José Acélio Klauck, de 64 anos, é morador do Parque Perolin, em Encantado, e pai de quatro filhos. De presente para os filhos, ele diz que a melhor oferta é o carinho e o amor dois pais, pois este é mais importante do que qualquer bem material. De presente de seus filhos, espera a retribuição deste amor, já que não vê o que pode ser mais importante do que isso.


 

Álvaro Bertoldi, de 73 anos, é pai de dois filhos. O morador do bairro Nossa Senhora Aparecida diz que o presente que quer dar aos seus filhos é bastante carinho, já que eles são merecedores.
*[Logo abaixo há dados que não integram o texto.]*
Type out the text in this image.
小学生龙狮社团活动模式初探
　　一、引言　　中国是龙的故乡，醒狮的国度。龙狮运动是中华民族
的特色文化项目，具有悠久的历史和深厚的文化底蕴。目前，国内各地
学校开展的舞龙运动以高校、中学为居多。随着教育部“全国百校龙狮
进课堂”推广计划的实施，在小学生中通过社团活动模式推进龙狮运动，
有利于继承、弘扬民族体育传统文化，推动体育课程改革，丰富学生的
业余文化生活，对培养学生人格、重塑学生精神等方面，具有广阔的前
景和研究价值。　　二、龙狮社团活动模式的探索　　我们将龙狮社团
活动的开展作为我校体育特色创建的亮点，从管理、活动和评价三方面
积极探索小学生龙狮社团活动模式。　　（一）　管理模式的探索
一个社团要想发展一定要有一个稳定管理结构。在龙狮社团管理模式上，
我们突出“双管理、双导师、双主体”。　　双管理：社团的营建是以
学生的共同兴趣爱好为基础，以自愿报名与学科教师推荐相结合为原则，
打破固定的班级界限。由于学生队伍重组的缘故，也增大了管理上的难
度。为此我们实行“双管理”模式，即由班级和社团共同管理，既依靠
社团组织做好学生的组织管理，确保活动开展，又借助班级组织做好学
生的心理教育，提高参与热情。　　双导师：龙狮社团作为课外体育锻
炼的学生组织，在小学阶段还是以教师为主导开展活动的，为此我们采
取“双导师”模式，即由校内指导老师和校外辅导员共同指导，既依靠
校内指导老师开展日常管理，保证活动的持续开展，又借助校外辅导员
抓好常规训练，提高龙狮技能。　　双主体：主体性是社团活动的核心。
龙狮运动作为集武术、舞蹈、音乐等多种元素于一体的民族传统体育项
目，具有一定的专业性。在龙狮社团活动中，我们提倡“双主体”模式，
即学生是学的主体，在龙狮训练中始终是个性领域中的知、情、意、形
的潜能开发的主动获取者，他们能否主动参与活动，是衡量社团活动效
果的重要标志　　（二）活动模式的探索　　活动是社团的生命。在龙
Da mesma forma, escolheu como presente a retribuição deste afeto.


 

O morador de Roca Sales, Darci Fleck, de 65 anos, é pai de cinco filhos e diz que gostaria de presentear seus filhos com uma roupa. De presente para si, escolheria uma camisa.
Pedro Souza, morador do Bairro Navegantes, diz que quer sempre presentear os filhos com amor, pois acredita que este é o ingrediente mais importante para o crescimento deles. Pai de cinco filhos, seu Pedro também escolheu o seu presente: muito amor e carinho.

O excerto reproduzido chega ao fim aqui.